Travailler de manière participative demande du temps pour s’accorder sur les questions et les objectifs de recherche. Mais aussi de la disponibilité pour garantir la fiabilité des données dans un contexte où les partenaires sont souvent éloignés géographiquement ou pour essayer, croiser et sélectionner des variétés, cultiver, fabriquer… ; de l’imagination pour mettre au point des protocoles qui n’interfèrent pas trop avec les processus mais soient à même de garantir la fiabilité des données ;  de la souplesse pour composer avec un collectif à géométrie variable, qu’il s’agisse d’accueillir de nouveaux membres ou de considérer de nouveaux enjeux, et enfin beaucoup de respect, respect des personnes et des règles construites collectivement.

Lucas Martin, boulanger.

En témoigne Lucas Martin, jeune boulanger nouvellement installé à Montpellier.Farines bio et locales, levain travaillé avec délicatesse, fermentation longue… Lucas s’intéresse depuis longtemps aux variétés anciennes dont on dit qu’elles seraient plus digestes.Il n’a pas toutefois pas trouvé d’informations susceptibles de corroborer cette hypothèse alors il explore, expérimente en lien avec les scientifiques.

Ou encore Jean-Pierre Passaga, propriétaire du Moulin de Sauret. Créateur de farine, comme il aime à dépeindre son activité, il débute en bio en 2012, intéressé de s’approvisionner en variétés locales. « Aujourd’hui, les blés conventionnels et label rouge proviennent à 70 % de la région Occitanie, les blés biologiques sont issus à 100 % de la région » précise-t-il. S’il trouve sa motivation dans la progression et la réussite de ses clients artisans boulangers – parmi lesquels figure Lucas Martin, il se dit fier de leurs succès. « Mon credo, c’est le local » aime-t-il à dire et les variétés anciennes, « je le fais parce que j’y crois ». Comment s’est-il joint à cette dynamique ? Opportunités de relations, envie de privilégier une filière locale performante, intérêt de partager son enthousiasme…  Un peu de tout cela à la fois.
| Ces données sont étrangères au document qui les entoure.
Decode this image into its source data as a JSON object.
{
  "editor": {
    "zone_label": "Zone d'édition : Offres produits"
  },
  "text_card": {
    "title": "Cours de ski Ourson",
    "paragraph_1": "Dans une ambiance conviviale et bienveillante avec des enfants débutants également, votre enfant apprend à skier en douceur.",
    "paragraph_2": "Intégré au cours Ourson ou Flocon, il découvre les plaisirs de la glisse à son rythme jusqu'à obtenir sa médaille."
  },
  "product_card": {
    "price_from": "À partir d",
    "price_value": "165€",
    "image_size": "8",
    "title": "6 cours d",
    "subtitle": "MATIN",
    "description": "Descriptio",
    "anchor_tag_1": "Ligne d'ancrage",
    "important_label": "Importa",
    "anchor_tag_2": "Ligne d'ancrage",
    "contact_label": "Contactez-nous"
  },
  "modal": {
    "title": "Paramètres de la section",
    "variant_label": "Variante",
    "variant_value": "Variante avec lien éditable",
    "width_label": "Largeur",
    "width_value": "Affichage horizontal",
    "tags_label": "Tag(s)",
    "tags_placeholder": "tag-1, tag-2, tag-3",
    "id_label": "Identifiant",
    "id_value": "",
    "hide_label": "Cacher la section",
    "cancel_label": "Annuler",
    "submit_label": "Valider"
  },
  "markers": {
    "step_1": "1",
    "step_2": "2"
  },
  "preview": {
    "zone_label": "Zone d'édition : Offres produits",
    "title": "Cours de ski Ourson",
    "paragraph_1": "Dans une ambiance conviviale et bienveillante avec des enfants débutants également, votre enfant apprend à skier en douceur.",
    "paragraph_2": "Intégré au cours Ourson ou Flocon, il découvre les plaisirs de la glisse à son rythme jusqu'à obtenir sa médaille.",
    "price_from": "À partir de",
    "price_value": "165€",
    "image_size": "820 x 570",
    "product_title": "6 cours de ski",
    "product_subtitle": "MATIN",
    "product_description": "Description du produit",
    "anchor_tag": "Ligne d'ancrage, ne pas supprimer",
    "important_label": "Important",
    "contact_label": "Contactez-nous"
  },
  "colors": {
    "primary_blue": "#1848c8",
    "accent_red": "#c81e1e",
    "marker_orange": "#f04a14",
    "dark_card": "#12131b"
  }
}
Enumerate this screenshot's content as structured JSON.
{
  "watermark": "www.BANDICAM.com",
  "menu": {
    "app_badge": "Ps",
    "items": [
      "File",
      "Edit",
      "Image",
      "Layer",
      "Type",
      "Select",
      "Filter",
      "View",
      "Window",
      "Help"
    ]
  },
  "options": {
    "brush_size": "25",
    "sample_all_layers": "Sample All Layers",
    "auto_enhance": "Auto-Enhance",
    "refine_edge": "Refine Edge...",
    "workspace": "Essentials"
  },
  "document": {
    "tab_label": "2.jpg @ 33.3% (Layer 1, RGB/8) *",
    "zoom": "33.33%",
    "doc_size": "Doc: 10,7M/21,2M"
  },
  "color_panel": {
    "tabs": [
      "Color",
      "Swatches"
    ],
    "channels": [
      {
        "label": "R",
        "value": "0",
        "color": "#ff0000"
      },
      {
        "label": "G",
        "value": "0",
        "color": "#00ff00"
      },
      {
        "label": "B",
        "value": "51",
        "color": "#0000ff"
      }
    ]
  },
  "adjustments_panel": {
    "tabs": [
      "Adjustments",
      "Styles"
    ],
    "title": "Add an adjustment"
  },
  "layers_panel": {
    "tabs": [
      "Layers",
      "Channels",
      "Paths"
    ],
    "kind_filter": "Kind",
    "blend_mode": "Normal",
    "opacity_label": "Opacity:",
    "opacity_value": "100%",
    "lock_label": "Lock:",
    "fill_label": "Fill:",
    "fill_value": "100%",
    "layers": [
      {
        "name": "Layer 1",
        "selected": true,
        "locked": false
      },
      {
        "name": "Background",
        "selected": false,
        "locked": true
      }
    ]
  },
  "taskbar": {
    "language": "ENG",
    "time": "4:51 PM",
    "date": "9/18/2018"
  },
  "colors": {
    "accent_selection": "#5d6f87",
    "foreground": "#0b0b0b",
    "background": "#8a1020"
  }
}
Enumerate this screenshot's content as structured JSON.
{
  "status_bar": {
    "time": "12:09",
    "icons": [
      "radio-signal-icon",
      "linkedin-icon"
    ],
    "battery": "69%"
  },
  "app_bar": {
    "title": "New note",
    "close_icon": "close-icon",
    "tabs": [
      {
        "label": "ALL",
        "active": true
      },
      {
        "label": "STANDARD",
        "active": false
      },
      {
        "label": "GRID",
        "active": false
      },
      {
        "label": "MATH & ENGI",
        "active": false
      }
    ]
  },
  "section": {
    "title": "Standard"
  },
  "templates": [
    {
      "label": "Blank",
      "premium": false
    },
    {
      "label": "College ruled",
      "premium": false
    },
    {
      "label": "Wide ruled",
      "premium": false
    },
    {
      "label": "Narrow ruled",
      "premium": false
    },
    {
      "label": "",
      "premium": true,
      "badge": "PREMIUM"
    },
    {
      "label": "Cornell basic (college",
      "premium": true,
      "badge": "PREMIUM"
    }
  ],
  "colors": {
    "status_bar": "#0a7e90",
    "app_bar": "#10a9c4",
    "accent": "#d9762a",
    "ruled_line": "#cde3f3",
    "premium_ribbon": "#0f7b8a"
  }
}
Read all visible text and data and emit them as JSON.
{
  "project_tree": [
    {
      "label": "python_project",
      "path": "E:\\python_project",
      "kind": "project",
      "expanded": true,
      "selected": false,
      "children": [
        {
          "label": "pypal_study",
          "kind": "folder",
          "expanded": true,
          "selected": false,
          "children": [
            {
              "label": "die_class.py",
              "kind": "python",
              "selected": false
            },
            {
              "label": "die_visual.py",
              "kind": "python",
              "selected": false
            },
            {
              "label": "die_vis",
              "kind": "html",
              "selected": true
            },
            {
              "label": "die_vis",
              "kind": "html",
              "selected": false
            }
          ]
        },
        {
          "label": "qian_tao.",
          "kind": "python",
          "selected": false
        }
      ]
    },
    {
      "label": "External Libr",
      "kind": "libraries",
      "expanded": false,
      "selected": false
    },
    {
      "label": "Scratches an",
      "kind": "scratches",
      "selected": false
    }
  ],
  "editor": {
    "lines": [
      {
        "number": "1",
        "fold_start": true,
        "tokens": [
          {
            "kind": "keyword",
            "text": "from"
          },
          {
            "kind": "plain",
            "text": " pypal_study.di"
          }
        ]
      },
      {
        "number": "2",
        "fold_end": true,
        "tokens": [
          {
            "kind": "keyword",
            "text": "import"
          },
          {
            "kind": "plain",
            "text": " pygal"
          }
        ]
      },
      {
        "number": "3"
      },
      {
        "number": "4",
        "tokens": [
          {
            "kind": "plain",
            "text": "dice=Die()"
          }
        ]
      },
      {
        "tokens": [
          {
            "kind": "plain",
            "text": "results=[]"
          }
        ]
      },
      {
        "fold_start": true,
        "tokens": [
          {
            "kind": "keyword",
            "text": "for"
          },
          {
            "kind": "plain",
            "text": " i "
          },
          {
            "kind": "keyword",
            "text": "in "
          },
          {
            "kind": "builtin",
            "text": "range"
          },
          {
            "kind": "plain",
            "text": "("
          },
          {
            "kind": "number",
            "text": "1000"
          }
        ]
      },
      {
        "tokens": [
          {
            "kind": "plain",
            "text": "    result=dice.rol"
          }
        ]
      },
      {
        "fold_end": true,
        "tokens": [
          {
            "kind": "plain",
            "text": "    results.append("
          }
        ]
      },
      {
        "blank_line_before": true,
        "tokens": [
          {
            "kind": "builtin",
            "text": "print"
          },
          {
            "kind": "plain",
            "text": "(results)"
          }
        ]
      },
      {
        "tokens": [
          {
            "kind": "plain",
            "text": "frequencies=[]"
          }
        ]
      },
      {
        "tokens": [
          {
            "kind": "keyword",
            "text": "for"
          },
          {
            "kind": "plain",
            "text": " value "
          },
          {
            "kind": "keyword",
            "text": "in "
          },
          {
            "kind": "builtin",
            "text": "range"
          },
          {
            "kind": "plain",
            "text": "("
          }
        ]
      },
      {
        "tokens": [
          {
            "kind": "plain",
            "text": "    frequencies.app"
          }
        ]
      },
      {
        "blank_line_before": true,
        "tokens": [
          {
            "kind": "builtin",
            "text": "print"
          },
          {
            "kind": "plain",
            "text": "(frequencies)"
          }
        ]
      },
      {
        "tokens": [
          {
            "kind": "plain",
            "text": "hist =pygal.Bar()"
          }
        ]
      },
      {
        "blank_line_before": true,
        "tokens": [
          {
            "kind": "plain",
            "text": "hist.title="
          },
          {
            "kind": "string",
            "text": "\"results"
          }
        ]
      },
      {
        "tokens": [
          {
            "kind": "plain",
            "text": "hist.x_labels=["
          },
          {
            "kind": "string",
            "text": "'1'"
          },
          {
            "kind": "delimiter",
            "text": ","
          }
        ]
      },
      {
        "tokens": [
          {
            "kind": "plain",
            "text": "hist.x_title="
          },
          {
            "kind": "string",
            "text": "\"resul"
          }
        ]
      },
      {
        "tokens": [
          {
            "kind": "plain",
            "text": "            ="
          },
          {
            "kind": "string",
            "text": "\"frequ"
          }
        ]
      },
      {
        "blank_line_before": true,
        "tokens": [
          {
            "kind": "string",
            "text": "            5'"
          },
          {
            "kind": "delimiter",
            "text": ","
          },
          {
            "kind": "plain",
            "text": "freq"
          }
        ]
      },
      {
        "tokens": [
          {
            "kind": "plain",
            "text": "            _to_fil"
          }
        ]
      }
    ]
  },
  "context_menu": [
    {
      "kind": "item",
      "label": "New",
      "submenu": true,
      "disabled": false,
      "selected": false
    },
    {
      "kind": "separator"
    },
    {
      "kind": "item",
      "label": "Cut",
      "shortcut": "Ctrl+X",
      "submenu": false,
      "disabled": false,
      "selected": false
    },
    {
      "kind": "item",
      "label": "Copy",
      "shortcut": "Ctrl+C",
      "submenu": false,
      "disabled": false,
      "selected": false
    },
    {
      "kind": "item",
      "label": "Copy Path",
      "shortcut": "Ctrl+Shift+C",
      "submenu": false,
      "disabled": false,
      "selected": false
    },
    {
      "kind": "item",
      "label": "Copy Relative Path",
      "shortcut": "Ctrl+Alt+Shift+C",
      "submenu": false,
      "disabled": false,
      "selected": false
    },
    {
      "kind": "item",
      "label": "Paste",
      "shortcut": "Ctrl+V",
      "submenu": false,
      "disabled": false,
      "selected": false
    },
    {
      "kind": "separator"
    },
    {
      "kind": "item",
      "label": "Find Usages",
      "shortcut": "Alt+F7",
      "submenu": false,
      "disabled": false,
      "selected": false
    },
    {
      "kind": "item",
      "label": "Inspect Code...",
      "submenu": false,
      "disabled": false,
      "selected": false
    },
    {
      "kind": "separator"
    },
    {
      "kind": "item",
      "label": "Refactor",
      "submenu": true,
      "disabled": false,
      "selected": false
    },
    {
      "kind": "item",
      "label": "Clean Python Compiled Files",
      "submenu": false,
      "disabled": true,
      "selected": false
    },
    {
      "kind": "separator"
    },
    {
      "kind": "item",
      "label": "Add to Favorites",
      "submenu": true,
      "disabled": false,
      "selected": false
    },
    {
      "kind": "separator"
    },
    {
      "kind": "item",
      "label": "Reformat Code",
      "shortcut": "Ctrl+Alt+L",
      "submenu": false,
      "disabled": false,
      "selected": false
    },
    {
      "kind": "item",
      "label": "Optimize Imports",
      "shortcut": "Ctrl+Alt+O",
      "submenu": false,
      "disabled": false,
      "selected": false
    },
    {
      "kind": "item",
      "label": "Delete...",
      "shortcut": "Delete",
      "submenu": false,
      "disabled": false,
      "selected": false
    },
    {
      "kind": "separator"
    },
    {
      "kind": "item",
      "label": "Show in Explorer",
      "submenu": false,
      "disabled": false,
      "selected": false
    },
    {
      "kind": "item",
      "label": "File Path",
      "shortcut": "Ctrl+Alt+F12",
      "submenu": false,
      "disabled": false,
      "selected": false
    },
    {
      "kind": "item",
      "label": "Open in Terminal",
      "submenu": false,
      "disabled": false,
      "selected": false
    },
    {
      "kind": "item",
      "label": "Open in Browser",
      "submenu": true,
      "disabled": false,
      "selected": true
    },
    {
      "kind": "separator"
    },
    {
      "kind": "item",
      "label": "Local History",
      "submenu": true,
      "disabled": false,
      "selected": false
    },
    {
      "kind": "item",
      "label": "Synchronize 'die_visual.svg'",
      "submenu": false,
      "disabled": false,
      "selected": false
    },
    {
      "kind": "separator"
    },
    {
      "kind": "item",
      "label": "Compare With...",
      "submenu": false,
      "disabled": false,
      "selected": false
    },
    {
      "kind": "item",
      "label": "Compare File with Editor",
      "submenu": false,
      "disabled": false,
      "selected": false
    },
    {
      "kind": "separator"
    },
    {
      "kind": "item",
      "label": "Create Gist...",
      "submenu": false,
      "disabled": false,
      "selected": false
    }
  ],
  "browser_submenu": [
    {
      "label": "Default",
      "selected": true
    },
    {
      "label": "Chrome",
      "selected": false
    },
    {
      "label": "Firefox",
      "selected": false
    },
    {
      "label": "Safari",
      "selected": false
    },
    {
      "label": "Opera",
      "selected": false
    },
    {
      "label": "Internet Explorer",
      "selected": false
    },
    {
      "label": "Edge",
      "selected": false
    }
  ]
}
Recherche et société, une osmose qui le vaut bien

Entre science et société, ce sont 20 ans de recherche participatives au service de collectifs qui valorisent la biodiversité, l’agriculture biologique et les filières locales. Des noces de porcelaine qui témoignent du temps qui passe et de la solidité des liens qui animent ce collectif.

Parfois, nous allons de la semence vers la filière, parfois de la filière vers la semence.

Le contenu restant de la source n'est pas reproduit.